Details: Remote registration, no proxies
Here are some other highlights of the operators’ proposal:
- Betting on professional, college, and amateur sports would be permitted. “Competitive or novelty” events may also be wagered on, including awards shows and current events, but not elections.
- The tax rate, referred to as a “surcharge,” would be 10% of adjusted gross revenue.
- The legal betting age would be 21.
- Remote registration would be permitted, meaning patrons could register for apps via mobile device. In-person registration would also be allowed.
- The new “Division of Online Sports Betting Control,” which would be part of the state Department of Justice, would regulate sports betting.
- Proxy betting would be banned.
- A 17-member advisory council would be created, including appointees from the governor, Senate president pro tem, the House speaker, the lieutenant governor, and others. The council would advise the regulator on technology and regulations and would seek to maximize revenue to the state.
- The state and operators would make a voluntary exclusion list accessible, and operators would be required to post contact information for problem gambling help on their platforms. There would be restrictions on advertising to minors or excluded persons. Notably, the proposal does not earmark funds for problem gambling.
- Pre-launch advertising would be allowed.
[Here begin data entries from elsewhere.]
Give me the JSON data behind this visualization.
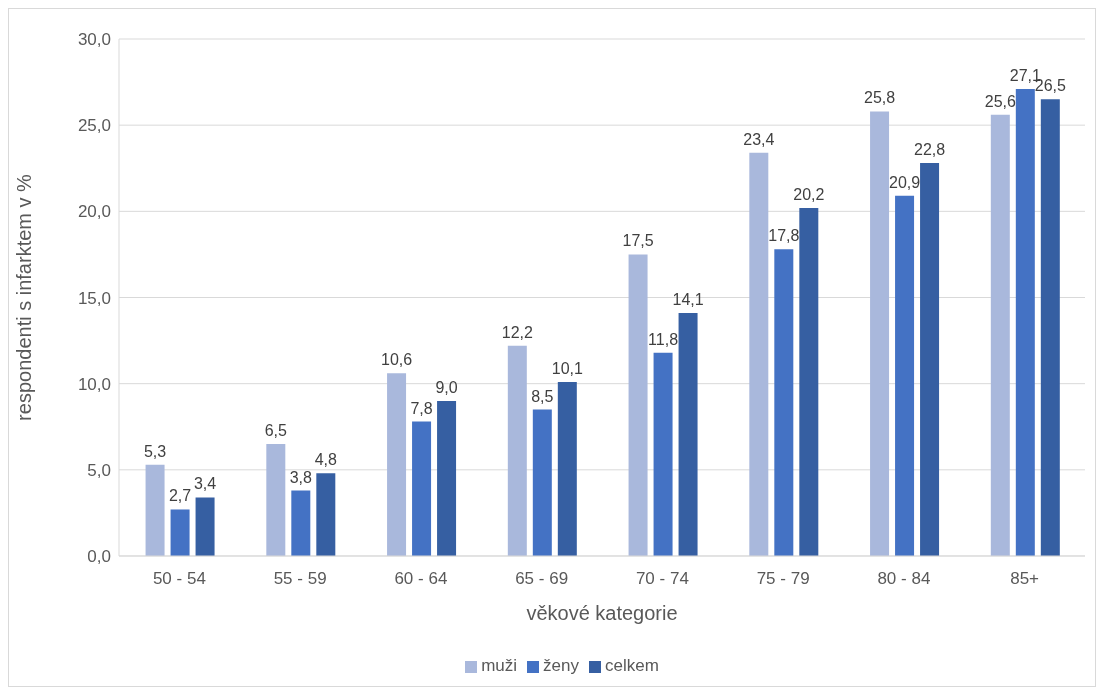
{
  "chart_data": {
    "type": "bar",
    "xlabel": "věkové kategorie",
    "ylabel": "respondenti s infarktem v %",
    "categories": [
      "50 - 54",
      "55 - 59",
      "60 - 64",
      "65 - 69",
      "70 - 74",
      "75 - 79",
      "80 - 84",
      "85+"
    ],
    "series": [
      {
        "name": "muži",
        "color": "#a9b8dc",
        "values": [
          5.3,
          6.5,
          10.6,
          12.2,
          17.5,
          23.4,
          25.8,
          25.6
        ],
        "value_labels": [
          "5,3",
          "6,5",
          "10,6",
          "12,2",
          "17,5",
          "23,4",
          "25,8",
          "25,6"
        ]
      },
      {
        "name": "ženy",
        "color": "#4472c4",
        "values": [
          2.7,
          3.8,
          7.8,
          8.5,
          11.8,
          17.8,
          20.9,
          27.1
        ],
        "value_labels": [
          "2,7",
          "3,8",
          "7,8",
          "8,5",
          "11,8",
          "17,8",
          "20,9",
          "27,1"
        ]
      },
      {
        "name": "celkem",
        "color": "#365fa2",
        "values": [
          3.4,
          4.8,
          9.0,
          10.1,
          14.1,
          20.2,
          22.8,
          26.5
        ],
        "value_labels": [
          "3,4",
          "4,8",
          "9,0",
          "10,1",
          "14,1",
          "20,2",
          "22,8",
          "26,5"
        ]
      }
    ],
    "ylim": [
      0,
      30
    ],
    "yticks": [
      {
        "value": 0,
        "label": "0,0"
      },
      {
        "value": 5,
        "label": "5,0"
      },
      {
        "value": 10,
        "label": "10,0"
      },
      {
        "value": 15,
        "label": "15,0"
      },
      {
        "value": 20,
        "label": "20,0"
      },
      {
        "value": 25,
        "label": "25,0"
      },
      {
        "value": 30,
        "label": "30,0"
      }
    ],
    "grid": "y",
    "legend": "bottom"
  }
}
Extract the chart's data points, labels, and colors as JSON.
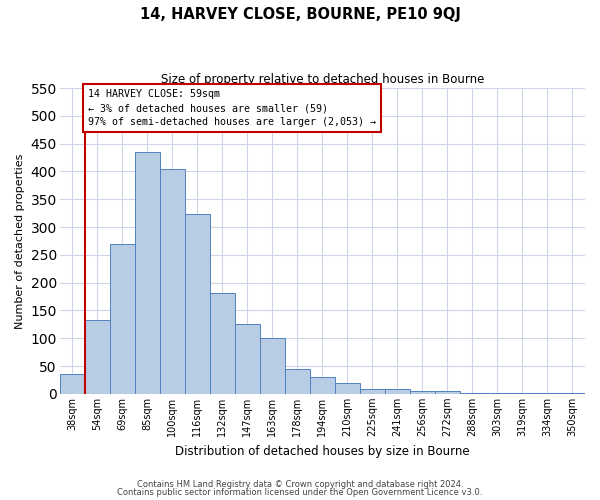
{
  "title": "14, HARVEY CLOSE, BOURNE, PE10 9QJ",
  "subtitle": "Size of property relative to detached houses in Bourne",
  "xlabel": "Distribution of detached houses by size in Bourne",
  "ylabel": "Number of detached properties",
  "bar_labels": [
    "38sqm",
    "54sqm",
    "69sqm",
    "85sqm",
    "100sqm",
    "116sqm",
    "132sqm",
    "147sqm",
    "163sqm",
    "178sqm",
    "194sqm",
    "210sqm",
    "225sqm",
    "241sqm",
    "256sqm",
    "272sqm",
    "288sqm",
    "303sqm",
    "319sqm",
    "334sqm",
    "350sqm"
  ],
  "bar_values": [
    35,
    133,
    270,
    435,
    405,
    323,
    182,
    125,
    100,
    45,
    30,
    20,
    8,
    8,
    5,
    5,
    2,
    2,
    2,
    2,
    2
  ],
  "bar_color": "#b8cce4",
  "bar_edge_color": "#5080c0",
  "vline_color": "#c00000",
  "annotation_text": "14 HARVEY CLOSE: 59sqm\n← 3% of detached houses are smaller (59)\n97% of semi-detached houses are larger (2,053) →",
  "annotation_box_color": "#ffffff",
  "annotation_box_edge_color": "#c00000",
  "ylim": [
    0,
    550
  ],
  "yticks": [
    0,
    50,
    100,
    150,
    200,
    250,
    300,
    350,
    400,
    450,
    500,
    550
  ],
  "footer1": "Contains HM Land Registry data © Crown copyright and database right 2024.",
  "footer2": "Contains public sector information licensed under the Open Government Licence v3.0.",
  "bg_color": "#ffffff",
  "grid_color": "#ccd6e8"
}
Interestingly, under the proposal, those who bet offshore and those who offer black-market wagering sites would be penalized — any Californian betting on the illegal market would be taxed at 15% while offshore sportsbooks would be required to register with the state and report the names of those making bets.
How the state would implement, let alone enforce these requirements, is unclear, but the message is that the operators want to stamp out illegal wagering and maximize return on what begins as a $100 million investment in the Golden State.